Dalam benturan antarberbagai kekuatan, tidak mudah bagi pemerintah untuk menempatkan posisi dirinya. Di satu sisi, pemerintah seolah tampak bekerja sendirian "memadamkan kebakaran" emosi yang meletup di sana-sini, tetapi di sisi lain ketegasan pemerintah dipertanyakan karena sikap permisifnya tidak mampu membendung ancaman terhadap keberagaman.

Sementara itu, elite politik di parlemen yang terbelah juga tak mampu menjadi alat transformasi untuk merumuskan berbagai kepentingan dan perkembangan yang terjadi pada masyarakat. Alih-alih bekerja keras membentuk undang-undang yang mampu meneguhkan pilar keindonesiaan di tengah benturan antarperadaban, kewibawaan parlemen dipertanyakan setelah sejumlah anggotanya terbawa arus pada parlemen jalanan.

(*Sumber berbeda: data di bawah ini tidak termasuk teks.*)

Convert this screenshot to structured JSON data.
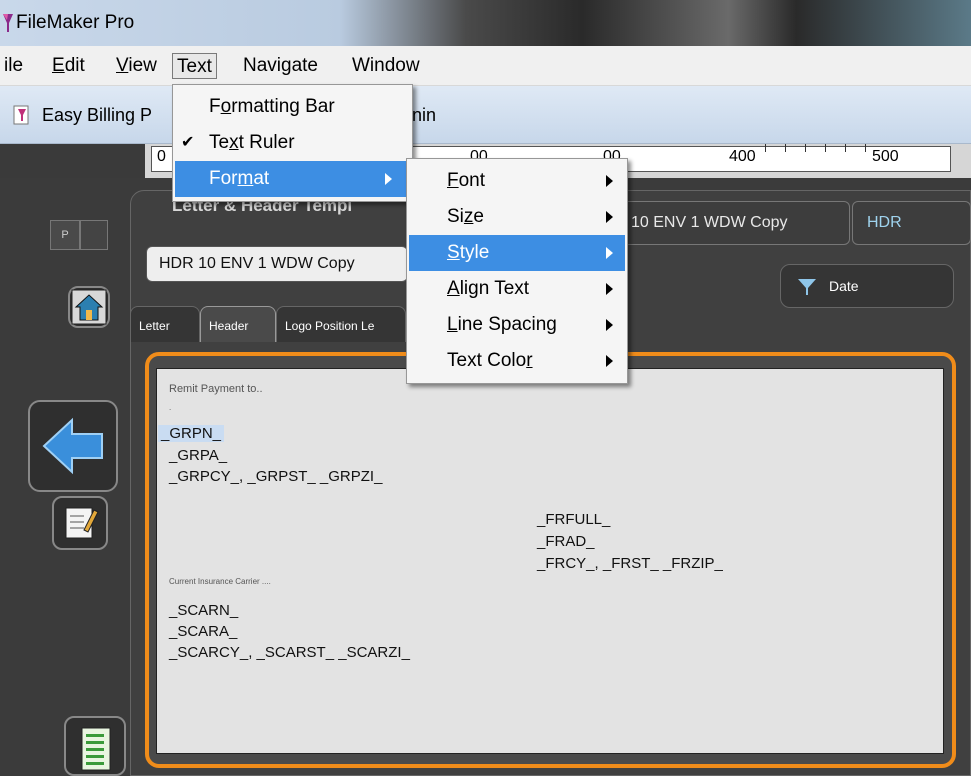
{
  "window": {
    "title": "FileMaker Pro"
  },
  "menubar": {
    "items": [
      {
        "label": "ile",
        "underline_char": ""
      },
      {
        "label_pre": "",
        "u": "E",
        "label_post": "dit"
      },
      {
        "label_pre": "",
        "u": "V",
        "label_post": "iew"
      },
      {
        "label": "Text"
      },
      {
        "label": "Navigate"
      },
      {
        "label": "Window"
      }
    ]
  },
  "toolbar": {
    "doc_name_visible": "Easy Billing P",
    "suffix_visible": "nin"
  },
  "ruler": {
    "labels": [
      "0",
      "00",
      "00",
      "400",
      "500"
    ]
  },
  "text_menu": {
    "formatting_bar": {
      "pre": "F",
      "u": "o",
      "post": "rmatting Bar"
    },
    "text_ruler": {
      "pre": "Te",
      "u": "x",
      "post": "t Ruler",
      "checked": true
    },
    "format": {
      "pre": "For",
      "u": "m",
      "post": "at"
    }
  },
  "format_submenu": {
    "font": {
      "u": "F",
      "post": "ont"
    },
    "size": {
      "pre": "Si",
      "u": "z",
      "post": "e"
    },
    "style": {
      "u": "S",
      "post": "tyle"
    },
    "align": {
      "u": "A",
      "post": "lign Text"
    },
    "line_spacing": {
      "u": "L",
      "post": "ine Spacing"
    },
    "text_color": {
      "pre": "Text Colo",
      "u": "r",
      "post": ""
    }
  },
  "layout": {
    "card_title": "Letter & Header Templ",
    "template_select": "HDR 10 ENV 1 WDW Copy",
    "template_copy_field": "10 ENV 1 WDW Copy",
    "hdr_field": "HDR",
    "date_button": "Date",
    "p_label": "P",
    "tabs": [
      "Letter",
      "Header",
      "Logo Position Le"
    ]
  },
  "document": {
    "remit_label": "Remit Payment to..",
    "dot": ".",
    "grpn": "_GRPN_",
    "grpa": "_GRPA_",
    "grp_city": "_GRPCY_, _GRPST_ _GRPZI_",
    "frfull": "_FRFULL_",
    "frad": "_FRAD_",
    "fr_city": "_FRCY_, _FRST_ _FRZIP_",
    "carrier_label": "Current Insurance Carrier ....",
    "scarn": "_SCARN_",
    "scara": "_SCARA_",
    "scar_city": "_SCARCY_, _SCARST_ _SCARZI_"
  },
  "colors": {
    "menu_highlight": "#3d8ee3",
    "frame_orange": "#f08c1a",
    "hdr_text": "#9fd3ee",
    "arrow_blue": "#3a8fdb"
  }
}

Mampukah Indonesia menghadapi perubahan? Tampaknya perlu kerja ekstra keras dari semua pihak, terutama pemerintah dan parlemen, untuk membentuk rumusan baru yang adil bagi semua golongan. Kelas menengah harus membangun jembatan yang lebar bagi dua dunia yang kian mengimpit. Tanpa itu, keretakan yang semula bersifat elitis akan merambah menjadi perpecahan yang mengalir makin deras ke bawah.